CBP has issued only one other order in 2019, against tuna and tuna products, according to agency data.
Enforcing the forced labor rules is one of the most "challenging trade enforcement issues" for the agency, said Brenda Smith, CBP's executive assistant commissioner of trade.
"Forced labor can be difficult to detect because although it is outlawed and not condoned in many parts of the world, it still occurs in the shadows and goes undetected," she said.
Merchandise produced with forced labor is also difficult to trace due to long, opaque supply chains, according to Smith.
The US has had a ban on goods that use forced labor since 1930, but enforcement was rare until Congress changed the law in 2016, according to the law firm Arnold & Porter.
CBP needs information that reasonably, but not conclusively, indicates that merchandise being imported had used forced labor for it to be banned. Investigations can be triggered in several ways, including through news reports and tips from the public or trade community, according to the agency.
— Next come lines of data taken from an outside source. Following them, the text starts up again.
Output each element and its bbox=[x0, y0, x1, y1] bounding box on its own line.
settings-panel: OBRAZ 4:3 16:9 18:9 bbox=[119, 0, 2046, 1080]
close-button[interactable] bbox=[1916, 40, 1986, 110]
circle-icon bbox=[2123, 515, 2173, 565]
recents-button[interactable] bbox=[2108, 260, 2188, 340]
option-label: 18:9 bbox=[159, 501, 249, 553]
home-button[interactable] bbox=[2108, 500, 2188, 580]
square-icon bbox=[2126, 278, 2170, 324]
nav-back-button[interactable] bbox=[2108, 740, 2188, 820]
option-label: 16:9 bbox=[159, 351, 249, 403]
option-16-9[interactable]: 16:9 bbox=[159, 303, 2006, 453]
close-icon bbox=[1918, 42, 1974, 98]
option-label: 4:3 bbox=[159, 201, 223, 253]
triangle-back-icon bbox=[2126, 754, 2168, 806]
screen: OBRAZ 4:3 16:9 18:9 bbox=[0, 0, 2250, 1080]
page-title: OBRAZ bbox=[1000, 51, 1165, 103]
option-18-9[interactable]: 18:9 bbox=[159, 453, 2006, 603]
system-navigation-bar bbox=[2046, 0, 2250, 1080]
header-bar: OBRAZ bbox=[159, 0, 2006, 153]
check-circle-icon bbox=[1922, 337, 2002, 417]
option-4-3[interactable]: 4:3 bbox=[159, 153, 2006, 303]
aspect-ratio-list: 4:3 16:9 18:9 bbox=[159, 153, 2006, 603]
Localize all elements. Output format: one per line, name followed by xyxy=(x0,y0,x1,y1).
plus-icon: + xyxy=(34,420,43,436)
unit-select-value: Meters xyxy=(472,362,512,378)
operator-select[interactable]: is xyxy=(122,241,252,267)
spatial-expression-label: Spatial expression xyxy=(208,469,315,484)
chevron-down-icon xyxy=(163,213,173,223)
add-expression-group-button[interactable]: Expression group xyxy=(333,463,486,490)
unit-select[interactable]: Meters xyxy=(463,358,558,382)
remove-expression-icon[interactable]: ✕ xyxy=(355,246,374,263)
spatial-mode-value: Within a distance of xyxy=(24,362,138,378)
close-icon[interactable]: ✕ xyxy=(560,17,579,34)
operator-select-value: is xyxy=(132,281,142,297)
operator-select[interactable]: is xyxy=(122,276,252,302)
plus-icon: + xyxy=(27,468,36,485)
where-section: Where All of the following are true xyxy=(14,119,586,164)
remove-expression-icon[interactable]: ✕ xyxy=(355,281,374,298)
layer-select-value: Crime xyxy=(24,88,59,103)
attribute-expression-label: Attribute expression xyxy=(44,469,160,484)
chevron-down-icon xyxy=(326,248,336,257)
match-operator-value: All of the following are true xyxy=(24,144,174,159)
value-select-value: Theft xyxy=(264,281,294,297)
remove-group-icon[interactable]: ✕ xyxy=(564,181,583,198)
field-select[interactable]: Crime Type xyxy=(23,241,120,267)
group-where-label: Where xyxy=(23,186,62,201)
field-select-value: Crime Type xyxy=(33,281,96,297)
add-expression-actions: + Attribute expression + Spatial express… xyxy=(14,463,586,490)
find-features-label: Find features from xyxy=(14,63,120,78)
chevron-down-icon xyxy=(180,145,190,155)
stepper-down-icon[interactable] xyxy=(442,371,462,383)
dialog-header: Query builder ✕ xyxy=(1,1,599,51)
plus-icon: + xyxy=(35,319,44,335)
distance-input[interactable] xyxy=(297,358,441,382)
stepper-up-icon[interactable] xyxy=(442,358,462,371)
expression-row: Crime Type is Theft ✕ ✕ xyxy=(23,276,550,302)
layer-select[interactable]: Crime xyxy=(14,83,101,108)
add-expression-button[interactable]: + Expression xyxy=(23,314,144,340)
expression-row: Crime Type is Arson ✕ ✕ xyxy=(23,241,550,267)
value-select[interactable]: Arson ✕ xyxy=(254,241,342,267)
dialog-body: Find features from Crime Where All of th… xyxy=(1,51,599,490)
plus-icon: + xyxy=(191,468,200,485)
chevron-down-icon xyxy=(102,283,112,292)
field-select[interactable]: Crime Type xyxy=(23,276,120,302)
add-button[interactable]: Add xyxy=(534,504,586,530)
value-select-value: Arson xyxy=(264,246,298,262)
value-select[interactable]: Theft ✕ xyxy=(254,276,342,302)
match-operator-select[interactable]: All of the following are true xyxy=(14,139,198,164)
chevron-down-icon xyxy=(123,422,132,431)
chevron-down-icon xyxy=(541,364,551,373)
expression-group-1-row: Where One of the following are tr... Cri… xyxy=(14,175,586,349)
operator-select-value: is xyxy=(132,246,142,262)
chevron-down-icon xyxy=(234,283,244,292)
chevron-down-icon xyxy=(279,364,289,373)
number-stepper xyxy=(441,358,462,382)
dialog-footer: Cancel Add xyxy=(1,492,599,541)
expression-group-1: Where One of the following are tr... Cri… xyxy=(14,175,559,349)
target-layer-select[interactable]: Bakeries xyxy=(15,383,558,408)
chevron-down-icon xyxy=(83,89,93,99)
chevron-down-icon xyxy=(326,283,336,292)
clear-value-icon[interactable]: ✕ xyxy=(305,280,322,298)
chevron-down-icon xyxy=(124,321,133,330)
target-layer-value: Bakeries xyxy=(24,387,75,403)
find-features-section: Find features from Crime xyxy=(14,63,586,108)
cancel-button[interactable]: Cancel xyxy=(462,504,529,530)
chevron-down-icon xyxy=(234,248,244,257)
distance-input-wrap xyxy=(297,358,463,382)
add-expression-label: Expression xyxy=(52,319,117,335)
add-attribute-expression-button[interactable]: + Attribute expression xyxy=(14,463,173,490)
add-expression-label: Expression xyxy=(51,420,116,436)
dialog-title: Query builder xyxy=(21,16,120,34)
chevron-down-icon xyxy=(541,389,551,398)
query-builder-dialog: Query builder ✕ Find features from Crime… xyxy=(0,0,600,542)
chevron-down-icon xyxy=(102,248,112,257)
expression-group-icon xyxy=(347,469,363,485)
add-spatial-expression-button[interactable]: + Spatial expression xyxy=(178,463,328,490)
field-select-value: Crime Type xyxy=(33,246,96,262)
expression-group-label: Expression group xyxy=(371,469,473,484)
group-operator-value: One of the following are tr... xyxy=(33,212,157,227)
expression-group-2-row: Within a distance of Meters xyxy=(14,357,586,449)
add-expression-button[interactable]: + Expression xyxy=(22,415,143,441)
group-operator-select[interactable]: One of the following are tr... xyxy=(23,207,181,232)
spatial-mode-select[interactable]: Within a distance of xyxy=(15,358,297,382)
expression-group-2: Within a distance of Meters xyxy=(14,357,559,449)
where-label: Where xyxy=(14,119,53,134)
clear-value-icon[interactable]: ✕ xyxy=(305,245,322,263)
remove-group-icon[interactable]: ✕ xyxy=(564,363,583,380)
For instance, CBP found evidence of isolation, restricted movement, and physical and sexual violence during production of one of the imported garments from Xinjiang, China. According to Smith, there has been a significant amount of news reporting on forced labor in this region, but the challenge is linking general reports to specific imports coming into the US.
At the diamond mine in Zimbabwe, there was evidence that the police, military and other security officers, in charge of guarding the mines, forced people to stay in the mines or face punishment, according to CBP. And at the gold mines in the eastern Democratic Republic of the Congo, the "most prevalent" indicator of forced labor was the presence of armed forces, said Smith.
Importers affected can either export their products or demonstrate that forced labor wasn't used in order to have them released into the US.